Seit vier Jahren ist Nicole Gsell Hohl Geschäftsführerin des forums. Die 43-Jährige ist studierte Cellistin und Kulturmanagerin mit Wurzeln im Thurgau. Der Kerngedanke des neuen Programms beruhe auf Einblicken der früheren Präsidentin Claudia Rüegg in das kulturelle Leben der Riesenmetropole Delhi, erklärt sie. Die Weitläufigkeit und Grösse dieser Stadt erschwerten die Pflege von Kontakten unter Gleichgesinnten. So sei, aus dem Bedürfnis nach professionellem Austausch über die eigenen Fachgrenzen hinweg die Plattform „manthan“ entstanden.
Projekt Unsterblichkeit
Claudia Rüegg war 2009 auf Einladung der Pro Helvetia in Delhi. „Die Distanzen in dieser Stadt sind immens, Delhi erstreckt sich über eine Fläche von knapp 1500 Quadratkilometern“, schrieb sie im Blog von thurgaukultur.ch. „Kleine Abschnitte auf dem Stadtplan bedeuten schnell Strecken von acht, vierzehn oder zwanzig Kilometern.“ Da könne der Weg von A nach B zu einem langwierigen und erschöpfenden Unternehmen werden.

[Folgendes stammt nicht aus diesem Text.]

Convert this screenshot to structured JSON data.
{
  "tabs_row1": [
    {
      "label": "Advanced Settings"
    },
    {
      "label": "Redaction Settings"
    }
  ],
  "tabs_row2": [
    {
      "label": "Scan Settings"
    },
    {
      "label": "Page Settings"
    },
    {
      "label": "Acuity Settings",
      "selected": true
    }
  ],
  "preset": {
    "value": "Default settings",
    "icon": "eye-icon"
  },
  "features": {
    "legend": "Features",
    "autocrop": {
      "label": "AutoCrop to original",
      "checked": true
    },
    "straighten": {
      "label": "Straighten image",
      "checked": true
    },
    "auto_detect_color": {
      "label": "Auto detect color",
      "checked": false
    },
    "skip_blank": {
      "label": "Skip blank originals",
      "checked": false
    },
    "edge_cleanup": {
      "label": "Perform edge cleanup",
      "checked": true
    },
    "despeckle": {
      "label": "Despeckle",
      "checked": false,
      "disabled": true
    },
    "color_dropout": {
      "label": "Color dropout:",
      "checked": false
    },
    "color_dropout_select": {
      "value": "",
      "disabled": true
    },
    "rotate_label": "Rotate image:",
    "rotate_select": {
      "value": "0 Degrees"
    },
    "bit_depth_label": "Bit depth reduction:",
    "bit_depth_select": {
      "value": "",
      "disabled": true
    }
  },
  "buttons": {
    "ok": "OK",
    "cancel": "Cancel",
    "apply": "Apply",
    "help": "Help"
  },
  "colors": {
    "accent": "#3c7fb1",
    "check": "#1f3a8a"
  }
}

Gut zu wissen also, dass es eine auffindbare Plattform gibt. „manthan“ ist Sanskrit und heisst „aufwirbeln, schwingen, aufwühlen“. Nicole Gsell präsentiert dazu die Sage des Samudra Manthan. In der Geschichte trifft ein König einen Weisen. Sie geraten in einen Streit, der in Schlachten zwischen Himmelswesen und Dämonen mündet. Als das Böse zu obsiegen droht, greift der Gott Vishnu ein und rät zu einem gemeinsamen Projekt: mit vereinter Kraft soll das Milchmeer aufgewirbelt und so Unsterblichkeit gewonnen werden.
Selbstläufer
Dieses Aufwirbeln habe man der neuen forums-Reihe manthan[west] zugrunde gelegt, sagt Nicole Gsell. „Wir möchten Persönlichkeiten zusammenführen, deren Denkweisen, Methoden und Strategien gebündelt und sich möglicherweise gegenseitig befruchten können.“ Im besten Fall soll dies „zu neuen Visionen und Perspektiven verführen“, wie der Flyer verspricht. Wichtig sei, betont die Geschäftsführerin, dass aus der gegenseitigen Öffnung zwischen beispielsweise Manager und Musikerin neue Verbindungen entstehen könnten. Was sich aus diesem Austausch entwickle, sei unkontrollierbar. Das seien Selbstläufer.
Je fünf Personen
An den Veranstaltungen sollen jeweils fünf Personen in einer je 13-minütigen „Performance“ Einblicke in ihre Arbeit gewähren und von aktuellen Projekten, Plänen oder Produkten berichten. Am 2. Dezember sind der Architekt Beat Consoni, der Autor und Journalist Stefan Keller, der Biotechniker und Betriebswirtschafter Christoph Meili, der Musiker Tobias Preisig und die Künstlerin Katja Schenker eingeladen. Die Beiträge der Geladenen werden von Ernst Thoma fortlaufend auf der Webseite des forums präsentiert werden. Wie beim indischen „manthan“ solle ein Pool von Personen und Projekten zugänglich gemacht werden, aus dem jederman schöpfen und den er weiterverlinken könne.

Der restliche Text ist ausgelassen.